At the Arsenale, there is much to applaud, enjoy and take strength from. Kaloki Nyamai’s exquisite paintings extend from the ceiling to the floor of the old armament building, where they graze raw corrugated card plinths. (Cardboard is used throughout the Arsenale to brilliant effect.) Nyamai’s works complicate any assumed relationship between spectacle and scale. Comprising a mercurial combination of rope, sisal, newspaper, fabric, photographic transfer and yarn, the hangings are moving, undeniable, and the opposite of bombastic, despite their gargantuan size. Nyamai alludes to the cycles of rupture and repair that neo-colonial Kenya, and specifically his home region of Kitui, undergo. His figures are emerging, embracing, working, perhaps dreaming.
Conversely, Alfredo Jaar’s The End of the World leans too far towards spectacle. Jaar’s 4cm cube of the most critical minerals in the world today – crucial for our so-called “advancement” but the reason for ceaseless abuses of human rights – communicates its message without its vast, red “cathedral-like” home.
Kader Attia’s complex installation, Whisper of Traces – splintered projections, hanging ropes, fractured mirrors, art history nods – does something new with ideas of memory, the metaphysical and fragmentary knowledge. Attia plays with the notion, expounded by a Vietnamese shaman, that computer viruses are spiritual entities.

Tiona Nekkia McClodden, installation view, Arsenale, Venice Biennale, 2026. Photo: Amie Corry.
Tiona Nekkia McClodden’s installation of film and sculpture – slashed leather panels and a vintage épée mask – leans into narrative as a means of investigating Black queer interiority, and the boundaries of pleasure and pain. Ruinoustells the story of an artist – played by McClodden – teetering on the brink of destroying their own work, while straying into the worlds of BDSM and fencing.

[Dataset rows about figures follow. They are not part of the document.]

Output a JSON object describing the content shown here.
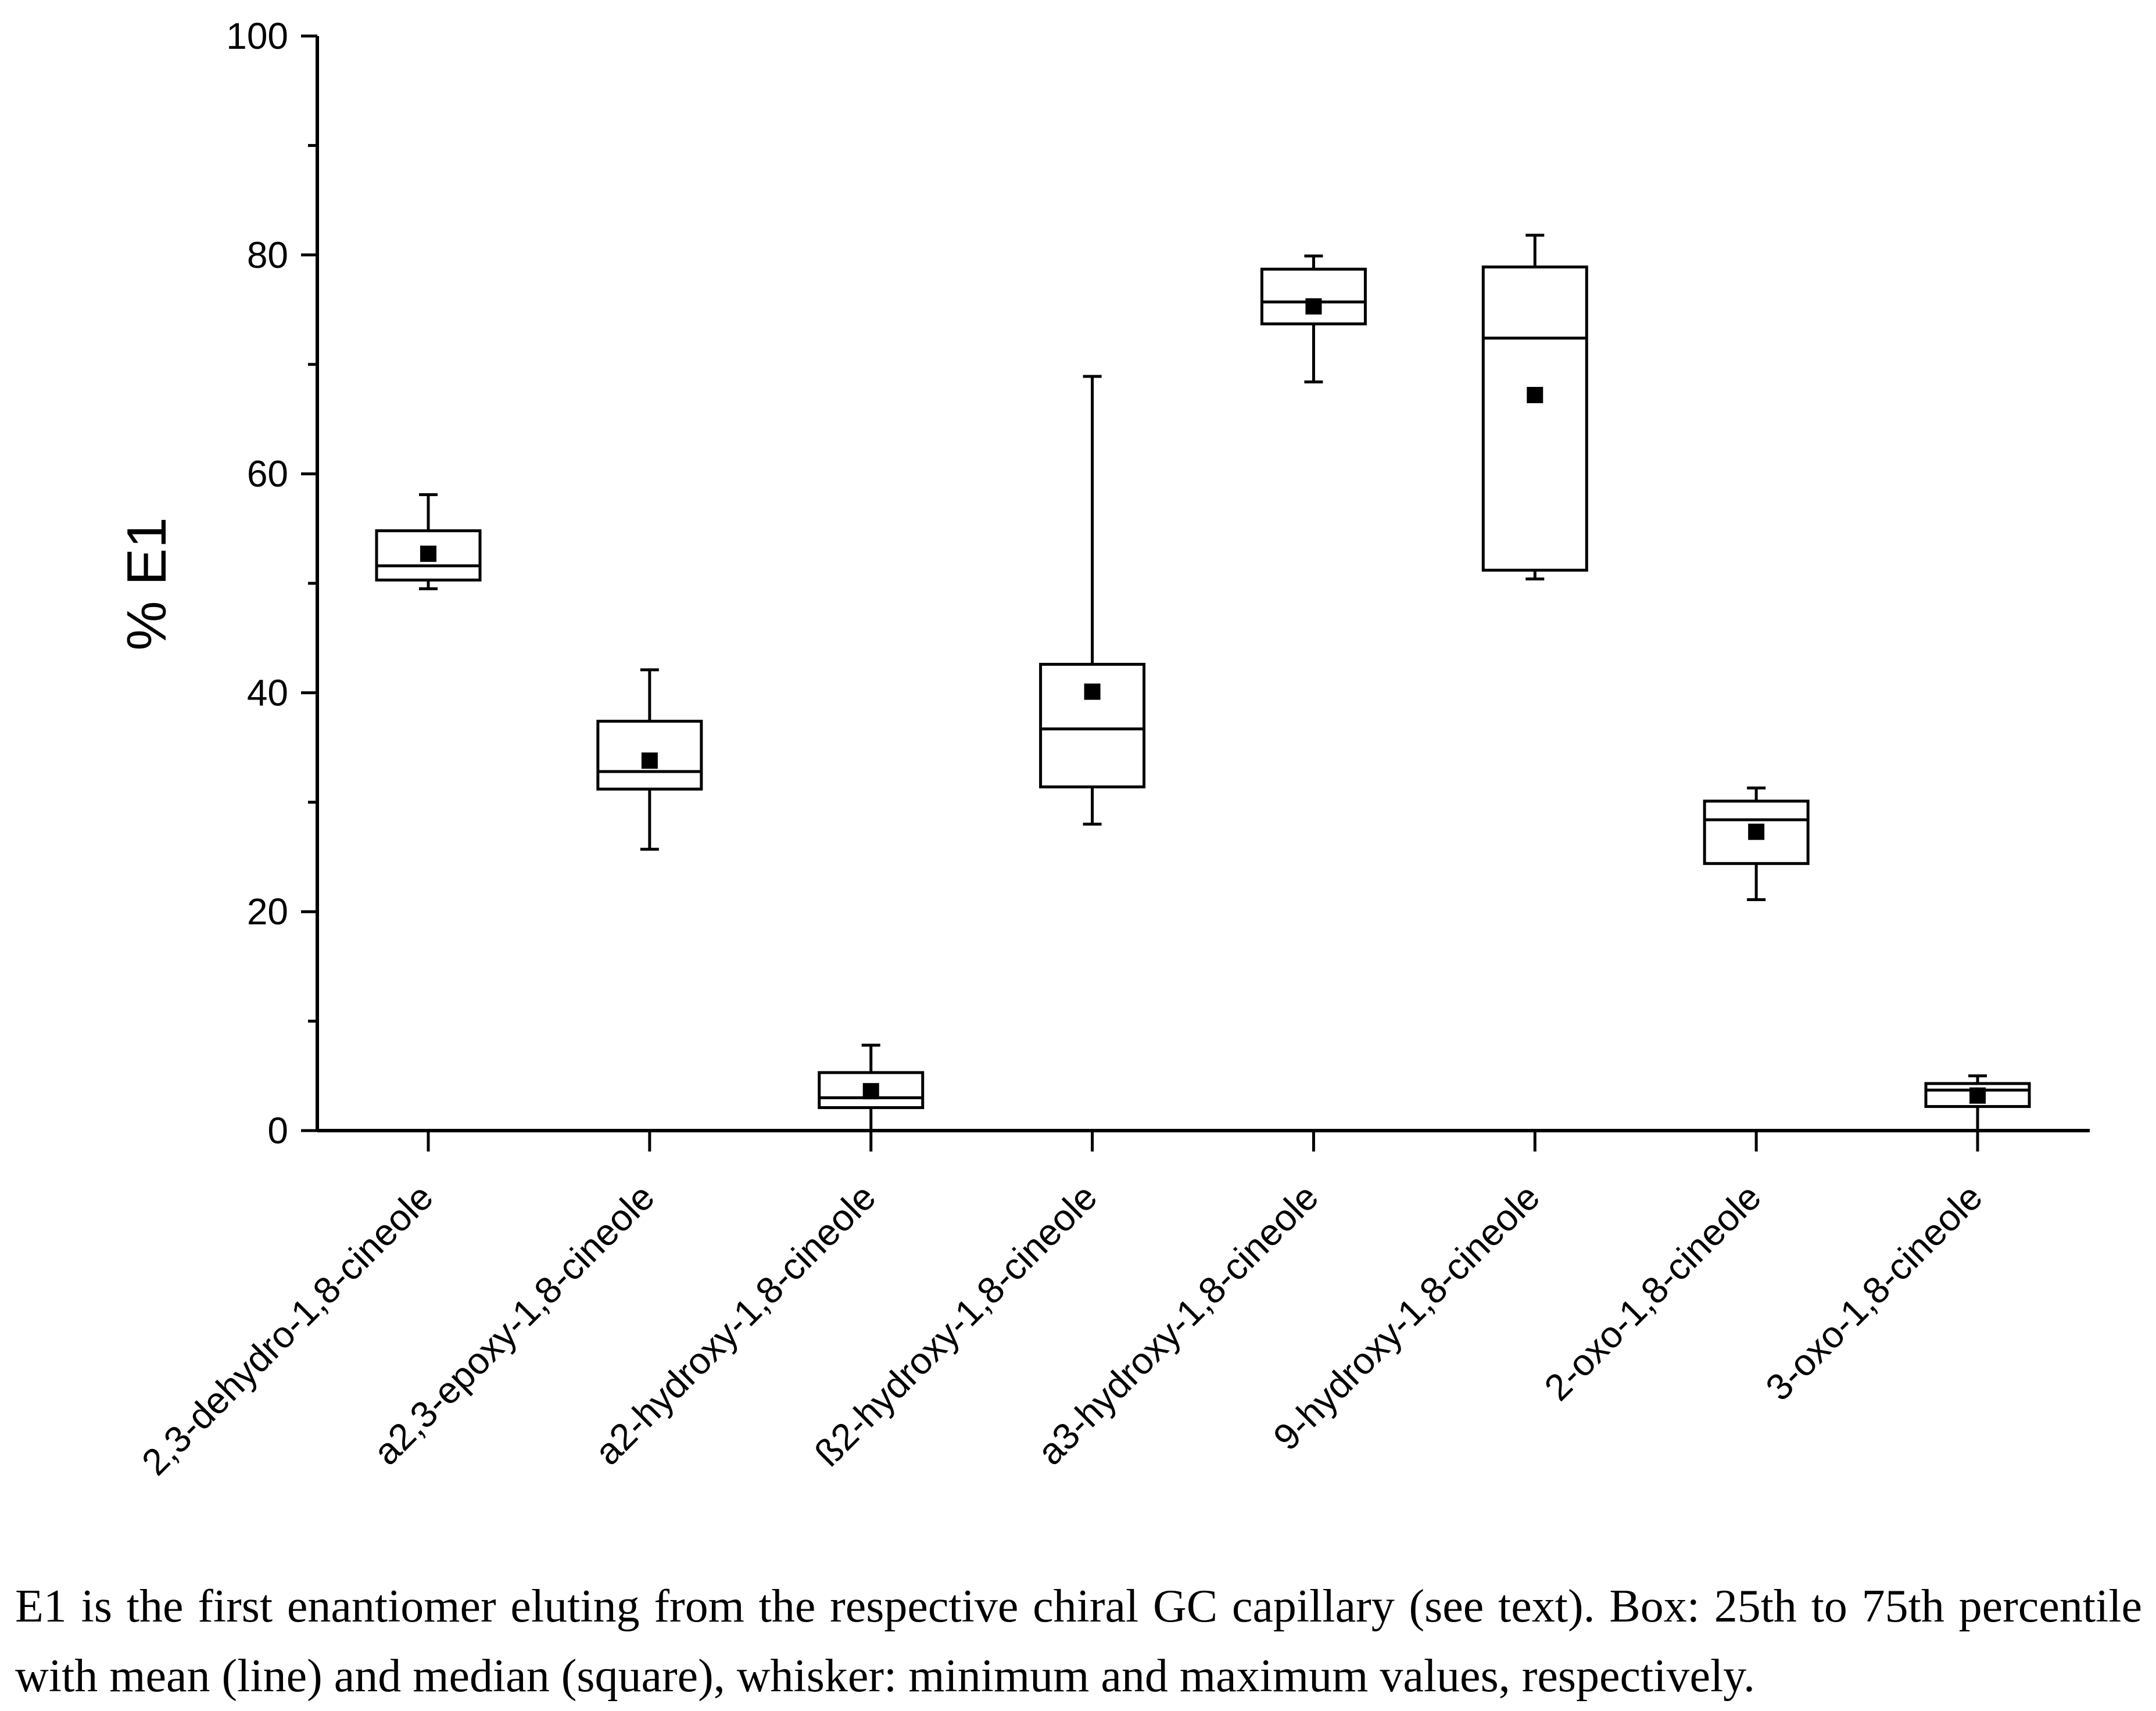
{
  "chart_data": {
    "type": "box",
    "ylabel": "% E1",
    "xlabel": "",
    "ylim": [
      0,
      100
    ],
    "yticks": [
      0,
      20,
      40,
      60,
      80,
      100
    ],
    "y_minor_step": 10,
    "categories": [
      "2,3-dehydro-1,8-cineole",
      "a2,3-epoxy-1,8-cineole",
      "a2-hydroxy-1,8-cineole",
      "ß2-hydroxy-1,8-cineole",
      "a3-hydroxy-1,8-cineole",
      "9-hydroxy-1,8-cineole",
      "2-oxo-1,8-cineole",
      "3-oxo-1,8-cineole"
    ],
    "series": [
      {
        "category": "2,3-dehydro-1,8-cineole",
        "min": 49.5,
        "q1": 50.3,
        "line": 51.6,
        "q3": 54.8,
        "max": 58.1,
        "square": 52.7
      },
      {
        "category": "a2,3-epoxy-1,8-cineole",
        "min": 25.7,
        "q1": 31.2,
        "line": 32.8,
        "q3": 37.4,
        "max": 42.1,
        "square": 33.8
      },
      {
        "category": "a2-hydroxy-1,8-cineole",
        "min": 0.0,
        "q1": 2.1,
        "line": 3.0,
        "q3": 5.3,
        "max": 7.8,
        "square": 3.6
      },
      {
        "category": "ß2-hydroxy-1,8-cineole",
        "min": 28.0,
        "q1": 31.4,
        "line": 36.7,
        "q3": 42.6,
        "max": 68.9,
        "square": 40.1
      },
      {
        "category": "a3-hydroxy-1,8-cineole",
        "min": 68.4,
        "q1": 73.7,
        "line": 75.7,
        "q3": 78.7,
        "max": 79.9,
        "square": 75.3
      },
      {
        "category": "9-hydroxy-1,8-cineole",
        "min": 50.4,
        "q1": 51.2,
        "line": 72.4,
        "q3": 78.9,
        "max": 81.8,
        "square": 67.2
      },
      {
        "category": "2-oxo-1,8-cineole",
        "min": 21.1,
        "q1": 24.4,
        "line": 28.4,
        "q3": 30.1,
        "max": 31.3,
        "square": 27.3
      },
      {
        "category": "3-oxo-1,8-cineole",
        "min": 0.0,
        "q1": 2.2,
        "line": 3.7,
        "q3": 4.3,
        "max": 5.0,
        "square": 3.2
      }
    ]
  },
  "caption": "E1 is the first enantiomer eluting from the respective chiral GC capillary (see text). Box: 25th to 75th percentile with mean (line) and median (square), whisker: minimum and maximum values, respectively."
}
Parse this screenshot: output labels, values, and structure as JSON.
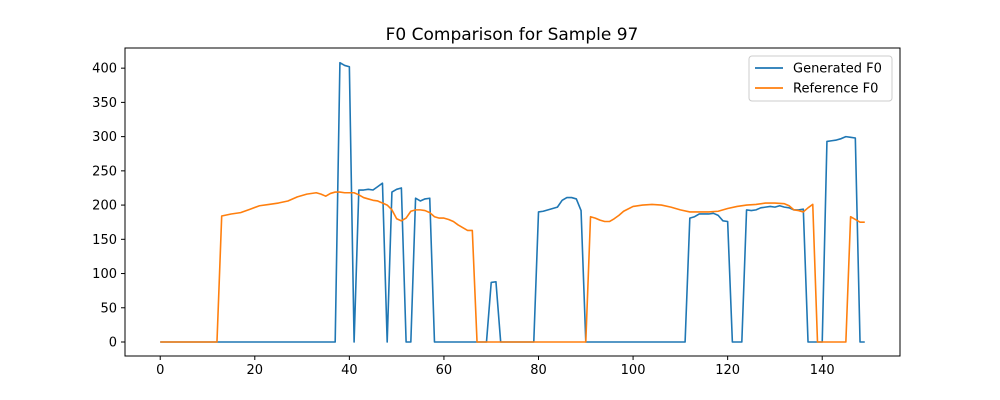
{
  "chart_data": {
    "type": "line",
    "title": "F0 Comparison for Sample 97",
    "xlabel": "",
    "ylabel": "",
    "xlim": [
      -7.45,
      156.45
    ],
    "ylim": [
      -20.45,
      429.45
    ],
    "xticks": [
      0,
      20,
      40,
      60,
      80,
      100,
      120,
      140
    ],
    "yticks": [
      0,
      50,
      100,
      150,
      200,
      250,
      300,
      350,
      400
    ],
    "grid": false,
    "legend_position": "top-right",
    "series": [
      {
        "name": "Generated F0",
        "color": "#1f77b4",
        "x": [
          0,
          12,
          13,
          30,
          37,
          38,
          39,
          40,
          41,
          42,
          43,
          44,
          45,
          46,
          47,
          48,
          49,
          50,
          51,
          52,
          53,
          54,
          55,
          56,
          57,
          58,
          59,
          60,
          68,
          69,
          70,
          71,
          72,
          78,
          79,
          80,
          81,
          82,
          83,
          84,
          85,
          86,
          87,
          88,
          89,
          90,
          91,
          110,
          111,
          112,
          113,
          114,
          115,
          116,
          117,
          118,
          119,
          120,
          121,
          122,
          123,
          124,
          125,
          126,
          127,
          128,
          129,
          130,
          131,
          132,
          133,
          134,
          135,
          136,
          137,
          138,
          139,
          140,
          141,
          142,
          143,
          144,
          145,
          146,
          147,
          148,
          149
        ],
        "y": [
          0,
          0,
          0,
          0,
          0,
          408,
          404,
          402,
          0,
          222,
          222,
          223,
          222,
          227,
          232,
          0,
          219,
          223,
          225,
          0,
          0,
          210,
          206,
          209,
          210,
          0,
          0,
          0,
          0,
          0,
          87,
          88,
          0,
          0,
          0,
          190,
          191,
          193,
          195,
          197,
          207,
          211,
          211,
          209,
          192,
          0,
          0,
          0,
          0,
          181,
          183,
          187,
          187,
          187,
          188,
          185,
          177,
          176,
          0,
          0,
          0,
          193,
          192,
          193,
          196,
          197,
          198,
          197,
          199,
          197,
          196,
          193,
          193,
          194,
          0,
          0,
          0,
          0,
          293,
          294,
          295,
          297,
          300,
          299,
          298,
          0,
          0
        ]
      },
      {
        "name": "Reference F0",
        "color": "#ff7f0e",
        "x": [
          0,
          12,
          13,
          15,
          17,
          19,
          21,
          23,
          25,
          27,
          29,
          31,
          33,
          34,
          35,
          36,
          37,
          38,
          39,
          40,
          41,
          42,
          43,
          44,
          45,
          46,
          47,
          48,
          49,
          50,
          51,
          52,
          53,
          54,
          55,
          56,
          57,
          58,
          59,
          60,
          61,
          62,
          63,
          64,
          65,
          66,
          67,
          68,
          69,
          80,
          89,
          90,
          91,
          92,
          93,
          94,
          95,
          96,
          97,
          98,
          100,
          102,
          104,
          106,
          108,
          110,
          112,
          114,
          116,
          118,
          120,
          122,
          124,
          126,
          128,
          130,
          132,
          133,
          134,
          135,
          136,
          137,
          138,
          139,
          140,
          144,
          145,
          146,
          147,
          148,
          149
        ],
        "y": [
          0,
          0,
          184,
          187,
          189,
          194,
          199,
          201,
          203,
          206,
          212,
          216,
          218,
          216,
          213,
          217,
          219,
          219,
          218,
          218,
          218,
          215,
          211,
          209,
          207,
          206,
          203,
          200,
          193,
          180,
          177,
          181,
          191,
          193,
          193,
          192,
          189,
          183,
          181,
          181,
          179,
          176,
          171,
          167,
          163,
          163,
          0,
          0,
          0,
          0,
          0,
          0,
          183,
          181,
          178,
          176,
          176,
          180,
          185,
          191,
          198,
          200,
          201,
          200,
          197,
          193,
          190,
          190,
          190,
          191,
          195,
          198,
          200,
          201,
          203,
          203,
          202,
          199,
          193,
          192,
          190,
          196,
          201,
          0,
          0,
          0,
          0,
          183,
          179,
          175,
          175
        ]
      }
    ]
  }
}
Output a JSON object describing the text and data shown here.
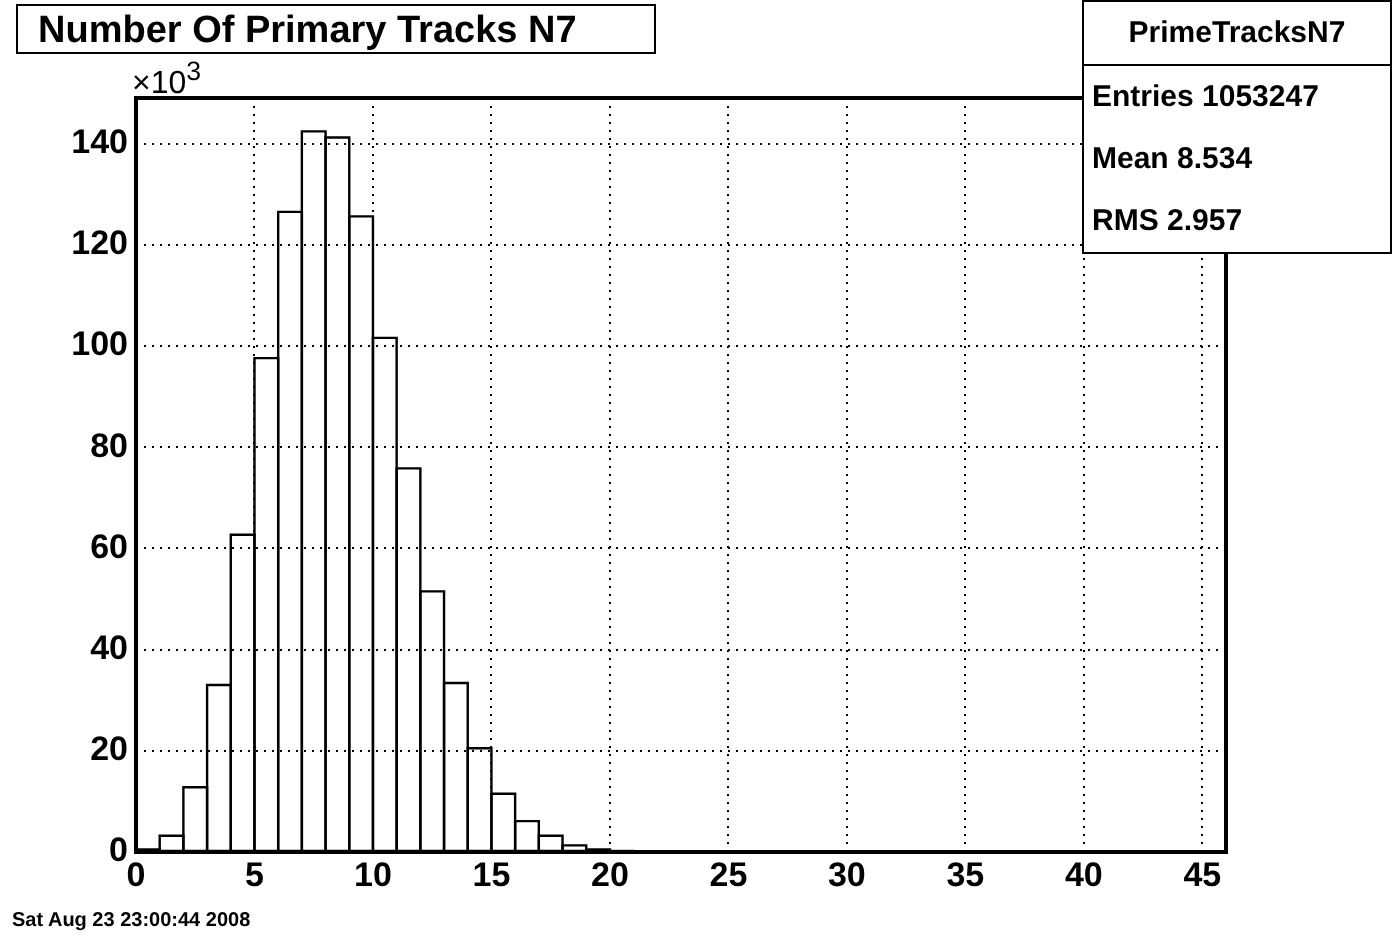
{
  "chart_data": {
    "type": "histogram",
    "title": "Number Of Primary Tracks N7",
    "ylabel": "×10$^{3}$",
    "bins": [
      0,
      1,
      2,
      3,
      4,
      5,
      6,
      7,
      8,
      9,
      10,
      11,
      12,
      13,
      14,
      15,
      16,
      17,
      18,
      19,
      20,
      21,
      22,
      23,
      24,
      25,
      26,
      27,
      28,
      29,
      30,
      31,
      32,
      33,
      34,
      35,
      36,
      37,
      38,
      39,
      40,
      41,
      42,
      43,
      44,
      45,
      46
    ],
    "values": [
      0.5,
      3.2,
      12.8,
      33,
      62.7,
      97.6,
      126.5,
      142.4,
      141.2,
      125.6,
      101.6,
      75.8,
      51.5,
      33.4,
      20.5,
      11.5,
      6.1,
      3.2,
      1.3,
      0.5,
      0.2,
      0,
      0,
      0,
      0,
      0,
      0,
      0,
      0,
      0,
      0,
      0,
      0,
      0,
      0,
      0,
      0,
      0,
      0,
      0,
      0,
      0,
      0,
      0,
      0,
      0
    ],
    "color": "#000000",
    "xlim": [
      0,
      46
    ],
    "xticks": [
      0,
      5,
      10,
      15,
      20,
      25,
      30,
      35,
      40,
      45
    ],
    "ylim": [
      0,
      149
    ],
    "yticks": [
      0,
      20,
      40,
      60,
      80,
      100,
      120,
      140
    ],
    "grid": true,
    "legend": false,
    "annotations": [
      "PrimeTracksN7",
      "Entries 1053247",
      "Mean 8.534",
      "RMS 2.957",
      "Sat Aug 23 23:00:44 2008"
    ]
  }
}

Avi Mograbi, installation view, Arsenale, Venice Biennale, 2026. Photo: Amie Corry.
Despite Kouoh’s emphasis on the quieter, minor keys, some of the strongest work is explicitly political. Avi Mograbi’s film installation Between a River and a Sea tells the heartrending story of 78 years of displacement through two diverging family histories, as well as business directories – one for Lebanon, Palestine and Syria from 1938, one from Gaza in 2023. Both reveal Israel’s ongoing and sustained decimation of lives and livelihoods in the regions.

Wangechi Mutu, SimbiSiren, installation view, Venice Biennale, 2026. Photo: Amie Corry.
At the furthest reach of the Arsenale’s exterior, Wangechi Mutu’s speculative aquatic being, SimbiSiren, stretches out on the shores of the lagoon, her fins watering a delicate tangle of white flowers on the ground beneath. It’s a touching end to the vast, volatile project that is the Venice Biennale, which, while undoubtedly struggling to hold the contemporary moment, at least makes spaces for a cacophony of responses to it.